瞼を閉じ、うっすらと開かれた唇は桃色に色付いている。
あまりにもの無防備さに、翔梧は思わず目線を逸らした。
まるで見てはいけないものを見ている気分になったのだ。
木々から落ちてきた朝露が、パトリシアの頬にかかる。
その雫の冷たさに、僅かに眉根を寄せ、彼女は唸った。
「ん、うぅ」
悩ましげな吐息に、翔梧は視線の落ち着く先を定められないでいた。
そうこうしているうちに、パトリシアが翔梧に少しずつ擦り寄ってくる。
まるで猫のように無邪気で、無自覚で、故にどこまでも凶悪であると、翔梧は思った。
ぎゅっと翔梧に抱き着くと、パトリシアはそのまま再び眠りに落ちていった。
彼女の年齢には釣り合わない、少々豊満な胸元が柔らかく翔梧に当てられた状態だった。
「一体、俺にどうしろってんだ」
据え膳食わぬは、男の恥。
とはよく言ったもので、まぁこの場合はパトリシアの無自覚な据え膳ではあるのだが。
翔梧はそっと彼女の柔らかな銀桃の髪に指先を通した。
「お嬢は俺だけのものには、なってくれないだろうけどな」
ふっと苦々しく笑って、今だけはと彼女の美しい髪を存分に楽しむことにした。
『こいまほ』の世界を楽しんだあと、下町で自由に生きるのが夢だと語ったパトリシアにとって、転移者として常に監視される自分の存在はあまりにも足枷でしかなかった。
翔梧にはそのことが分かっていたから、彼女に自分の想い伝えるわけにはいかないとずっと気持ちに蓋をしてきたし、その方針を今後も変えることはないだろう。
大切で大事で、稚拙にも愛しているからこそ。
やっぱり彼女にはどこまでものびのびと生きていて欲しいと願う。
彼女が望むのなら、ノエルとの政略結婚に路線変更したって構わない。相手がサイモンでも、レジナルドでも、マシューでもいいだろう。

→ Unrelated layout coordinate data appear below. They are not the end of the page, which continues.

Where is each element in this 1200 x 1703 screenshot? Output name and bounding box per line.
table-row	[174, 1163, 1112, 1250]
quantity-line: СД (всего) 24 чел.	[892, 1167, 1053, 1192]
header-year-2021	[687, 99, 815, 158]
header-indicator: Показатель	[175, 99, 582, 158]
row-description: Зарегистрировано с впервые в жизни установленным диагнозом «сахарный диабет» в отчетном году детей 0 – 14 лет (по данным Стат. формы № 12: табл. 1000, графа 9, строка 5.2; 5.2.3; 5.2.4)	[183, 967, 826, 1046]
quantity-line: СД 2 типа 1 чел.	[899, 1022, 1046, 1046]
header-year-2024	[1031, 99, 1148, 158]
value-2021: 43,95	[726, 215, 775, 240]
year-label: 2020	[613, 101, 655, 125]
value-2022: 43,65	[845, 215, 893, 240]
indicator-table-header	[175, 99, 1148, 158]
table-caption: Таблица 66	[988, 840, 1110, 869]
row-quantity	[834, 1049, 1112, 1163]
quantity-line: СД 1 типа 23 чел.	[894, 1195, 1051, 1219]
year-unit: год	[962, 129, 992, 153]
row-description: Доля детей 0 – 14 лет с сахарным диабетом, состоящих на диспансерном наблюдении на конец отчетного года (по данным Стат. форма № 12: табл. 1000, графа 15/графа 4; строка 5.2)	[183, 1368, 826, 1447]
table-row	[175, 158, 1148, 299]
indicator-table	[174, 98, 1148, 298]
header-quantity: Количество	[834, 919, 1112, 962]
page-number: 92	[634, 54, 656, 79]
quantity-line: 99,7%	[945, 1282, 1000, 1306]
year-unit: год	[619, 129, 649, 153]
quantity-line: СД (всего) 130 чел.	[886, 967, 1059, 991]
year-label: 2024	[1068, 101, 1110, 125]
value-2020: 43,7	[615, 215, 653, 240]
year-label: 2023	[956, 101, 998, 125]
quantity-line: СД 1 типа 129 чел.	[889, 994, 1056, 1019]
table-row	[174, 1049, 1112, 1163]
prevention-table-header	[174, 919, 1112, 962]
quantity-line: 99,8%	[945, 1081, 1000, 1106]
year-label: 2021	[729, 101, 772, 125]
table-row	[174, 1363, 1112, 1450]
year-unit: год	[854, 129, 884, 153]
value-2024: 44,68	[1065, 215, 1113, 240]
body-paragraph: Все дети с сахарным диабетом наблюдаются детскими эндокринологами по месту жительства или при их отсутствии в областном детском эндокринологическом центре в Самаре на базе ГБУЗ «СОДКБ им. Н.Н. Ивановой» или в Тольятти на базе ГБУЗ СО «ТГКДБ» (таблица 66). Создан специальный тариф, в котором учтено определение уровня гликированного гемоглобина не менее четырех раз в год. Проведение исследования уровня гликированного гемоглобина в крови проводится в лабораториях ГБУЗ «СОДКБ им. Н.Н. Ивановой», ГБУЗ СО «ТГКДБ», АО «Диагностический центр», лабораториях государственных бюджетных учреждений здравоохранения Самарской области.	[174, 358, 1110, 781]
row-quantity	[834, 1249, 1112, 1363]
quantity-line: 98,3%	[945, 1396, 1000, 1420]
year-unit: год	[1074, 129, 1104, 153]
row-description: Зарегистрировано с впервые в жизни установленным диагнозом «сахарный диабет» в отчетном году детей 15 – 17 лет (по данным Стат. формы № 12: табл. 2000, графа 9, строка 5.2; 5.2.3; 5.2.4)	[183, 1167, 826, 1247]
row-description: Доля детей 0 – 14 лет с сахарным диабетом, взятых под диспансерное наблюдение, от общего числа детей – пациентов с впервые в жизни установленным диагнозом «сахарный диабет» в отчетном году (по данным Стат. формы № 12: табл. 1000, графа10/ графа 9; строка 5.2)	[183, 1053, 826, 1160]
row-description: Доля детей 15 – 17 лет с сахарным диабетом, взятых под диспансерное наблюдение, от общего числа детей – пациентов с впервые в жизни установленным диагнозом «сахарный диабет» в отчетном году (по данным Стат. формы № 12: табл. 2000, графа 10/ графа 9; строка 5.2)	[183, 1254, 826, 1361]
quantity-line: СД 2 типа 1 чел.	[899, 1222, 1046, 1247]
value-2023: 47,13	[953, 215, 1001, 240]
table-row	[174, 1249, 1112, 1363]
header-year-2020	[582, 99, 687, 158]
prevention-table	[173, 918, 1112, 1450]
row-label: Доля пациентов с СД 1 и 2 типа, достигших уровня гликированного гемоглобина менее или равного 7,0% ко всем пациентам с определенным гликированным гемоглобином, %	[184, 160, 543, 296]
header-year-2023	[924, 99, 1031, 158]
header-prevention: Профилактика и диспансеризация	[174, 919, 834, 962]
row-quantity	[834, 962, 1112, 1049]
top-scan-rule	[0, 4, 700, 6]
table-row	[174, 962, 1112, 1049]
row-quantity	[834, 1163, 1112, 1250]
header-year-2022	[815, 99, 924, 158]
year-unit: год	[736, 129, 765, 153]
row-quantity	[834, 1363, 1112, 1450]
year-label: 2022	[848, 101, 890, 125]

今のところ、ノエルたちはどうやらパトリシアのことしか見えていないようであるし、彼女の幸せがそこにあるのなら――――。
「俺は全力でお嬢を導くだけだ」
指先で掬い取った毛先を自らの口元まで持ってくる。
余すところなくどろどろに甘やかして、俺なしでは生きられない身体にさせて、このままこの腕の中で閉じ込めてしまいたい。
そんな我儘で強欲な思いを今だけは隠すことなく唇に乗せて、翔梧はパトリシアの毛先に優しく口付けた。